Enggan Ikuti Kenaikan UMP 6,5%, Pelabuhan Terbesar di Dunia JICT dan TPK Koja,
“Ternyata Upah Buruh Lebih Rendah dari Perusahaan Kecil di Indonesia”,
Jakarta, 24 Januari 2025, TKBM News – Di tengah sorotan publik terhadap kebijakan pengupahan nasional, operator pelabuhan terbesar di Indonesia, JICT (Jakarta International Container Terminal) dan TPK Koja, menjadi perhatian karena tidak mengikuti kebijakan kenaikan Upah Minimum Provinsi (UMP) sebesar 6,5% yang dicanangkan oleh pemerintah di bawah kepemimpinan Presiden Prabowo Subianto.
Ketua Umum Pimpinan Pusat Serikat Pekerja Tenaga Kerja Bongkar Muat Indonesia (SP TKBM Indonesia), yang juga Koordinator Nasional Aliansi Buruh Pelabuhan Indonesia, menyatakan kekecewaannya atas ketidakmampuan JICT dan TPK Koja untuk menyesuaikan upah buruhnya.
“Ini sangat ironis. Sebagai operator pelabuhan terbesar yang memberikan gaji pegawainya hingga puluhan bahkan ratusan juta rupiah per bulan, mereka justru tidak mampu memenuhi kenaikan UMP sebesar 6,5% bagi buruh pelabuhan. Padahal, perusahaan bongkar muat kecil di Indonesia mampu menjalankan kebijakan pemerintah ini,” ungkapnya dalam keterangan pers hari ini.
Lebih lanjut, ia menyoroti bahwa gaji buruh di JICT dan TPK Koja pada tahun 2025 justru lebih rendah dibandingkan perusahaan-perusahaan kecil lainnya yang konsisten mengikuti kebijakan pro-rakyat terkait upah. Kondisi ini, menurutnya, mencerminkan kurangnya komitmen perusahaan besar terhadap kesejahteraan buruh yang merupakan tulang punggung operasional pelabuhan.
“Presiden Prabowo telah menegaskan pentingnya keadilan dan peningkatan kesejahteraan buruh melalui kebijakan UMP. Namun, implementasinya di JICT dan TPK Koja belum sesuai harapan. Ini menjadi pukulan bagi buruh pelabuhan yang sudah bekerja keras mendukung kelancaran logistik nasional,” tambahnya.
Serikat pekerja juga mendesak agar pihak JICT dan TPK Koja segera meninjau ulang kebijakan pengupahan mereka dan menunjukkan tanggung jawab sebagai pemimpin industri pelabuhan di Indonesia. Selain itu, mereka berharap pemerintah dan pemangku kepentingan terkait turun tangan untuk memastikan kebijakan UMP 6,5% benar-benar diimplementasikan di semua sektor, termasuk di pelabuhan-pelabuhan utama.

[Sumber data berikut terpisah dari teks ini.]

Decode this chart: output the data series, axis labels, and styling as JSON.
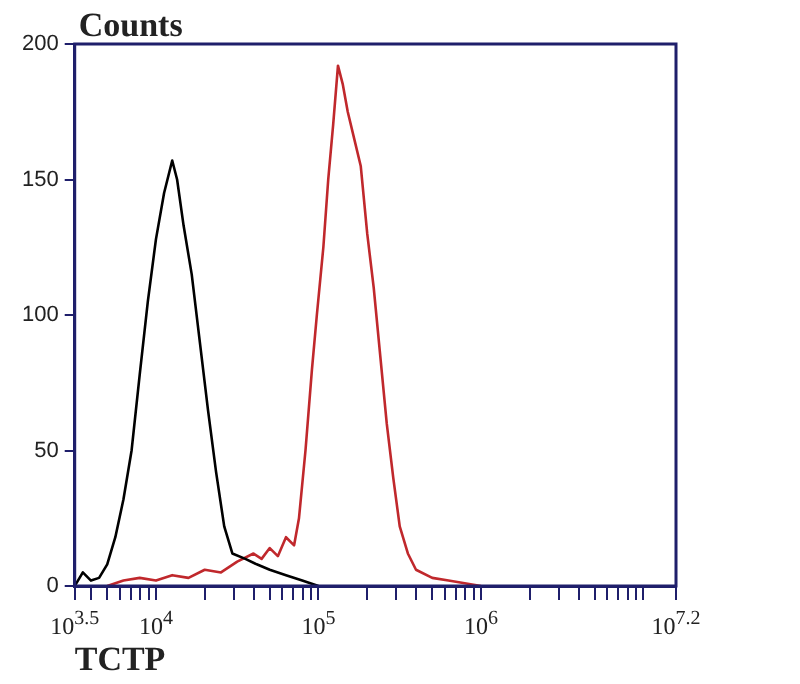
{
  "chart_data": {
    "type": "line",
    "ylabel": "Counts",
    "xlabel": "TCTP",
    "log": "x",
    "grid": false,
    "marker": "none",
    "xlim": [
      3162,
      15848932
    ],
    "ylim": [
      0,
      200
    ],
    "yticks": [
      0,
      50,
      100,
      150,
      200
    ],
    "xticks": [
      {
        "value": 3162,
        "label": "10$^{3.5}$"
      },
      {
        "value": 4000,
        "label": null
      },
      {
        "value": 5000,
        "label": null
      },
      {
        "value": 6000,
        "label": null
      },
      {
        "value": 7000,
        "label": null
      },
      {
        "value": 8000,
        "label": null
      },
      {
        "value": 9000,
        "label": null
      },
      {
        "value": 10000,
        "label": "10$^{4}$"
      },
      {
        "value": 20000,
        "label": null
      },
      {
        "value": 30000,
        "label": null
      },
      {
        "value": 40000,
        "label": null
      },
      {
        "value": 50000,
        "label": null
      },
      {
        "value": 60000,
        "label": null
      },
      {
        "value": 70000,
        "label": null
      },
      {
        "value": 80000,
        "label": null
      },
      {
        "value": 90000,
        "label": null
      },
      {
        "value": 100000,
        "label": "10$^{5}$"
      },
      {
        "value": 200000,
        "label": null
      },
      {
        "value": 300000,
        "label": null
      },
      {
        "value": 400000,
        "label": null
      },
      {
        "value": 500000,
        "label": null
      },
      {
        "value": 600000,
        "label": null
      },
      {
        "value": 700000,
        "label": null
      },
      {
        "value": 800000,
        "label": null
      },
      {
        "value": 900000,
        "label": null
      },
      {
        "value": 1000000,
        "label": "10$^{6}$"
      },
      {
        "value": 2000000,
        "label": null
      },
      {
        "value": 3000000,
        "label": null
      },
      {
        "value": 4000000,
        "label": null
      },
      {
        "value": 5000000,
        "label": null
      },
      {
        "value": 6000000,
        "label": null
      },
      {
        "value": 7000000,
        "label": null
      },
      {
        "value": 8000000,
        "label": null
      },
      {
        "value": 9000000,
        "label": null
      },
      {
        "value": 10000000,
        "label": null
      },
      {
        "value": 15848932,
        "label": "10$^{7.2}$"
      }
    ],
    "series": [
      {
        "color": "#000000",
        "x": [
          3162,
          3548,
          3981,
          4467,
          5012,
          5623,
          6310,
          7079,
          7943,
          8913,
          10000,
          11220,
          12589,
          13490,
          14791,
          16596,
          18621,
          20893,
          23442,
          26303,
          29512,
          35481,
          41687,
          50119,
          63096,
          79433,
          100000
        ],
        "values": [
          0,
          5,
          2,
          3,
          8,
          18,
          32,
          50,
          78,
          105,
          128,
          145,
          157,
          150,
          133,
          115,
          90,
          65,
          42,
          22,
          12,
          10,
          8,
          6,
          4,
          2,
          0
        ]
      },
      {
        "color": "#c0282c",
        "x": [
          5012,
          6310,
          7943,
          10000,
          12589,
          15849,
          19953,
          25119,
          31623,
          39811,
          44668,
          50119,
          56234,
          63096,
          70795,
          75858,
          83176,
          91201,
          97724,
          107152,
          114815,
          123027,
          131826,
          141254,
          151356,
          165959,
          181970,
          199526,
          218776,
          239883,
          263027,
          288403,
          316228,
          354813,
          398107,
          501187,
          630957,
          794328,
          1000000
        ],
        "values": [
          0,
          2,
          3,
          2,
          4,
          3,
          6,
          5,
          9,
          12,
          10,
          14,
          11,
          18,
          15,
          25,
          50,
          80,
          100,
          125,
          150,
          170,
          192,
          185,
          175,
          165,
          155,
          130,
          110,
          85,
          60,
          40,
          22,
          12,
          6,
          3,
          2,
          1,
          0
        ]
      }
    ]
  }
}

Dengan semakin meningkatnya ketidakpuasan buruh, potensi aksi solidaritas dari Aliansi Buruh Pelabuhan Indonesia kini menjadi hal yang dinantikan. “Kami tidak menutup kemungkinan mengambil langkah-langkah lanjutan jika tidak ada perbaikan yang signifikan. Keadilan harus ditegakkan,” tegasnya.
Masalah ini menjadi peringatan bagi industri pelabuhan untuk lebih serius memperhatikan kesejahteraan buruh sebagai bagian integral dari pembangunan ekonomi nasional menuju Indonesia Emas 2045.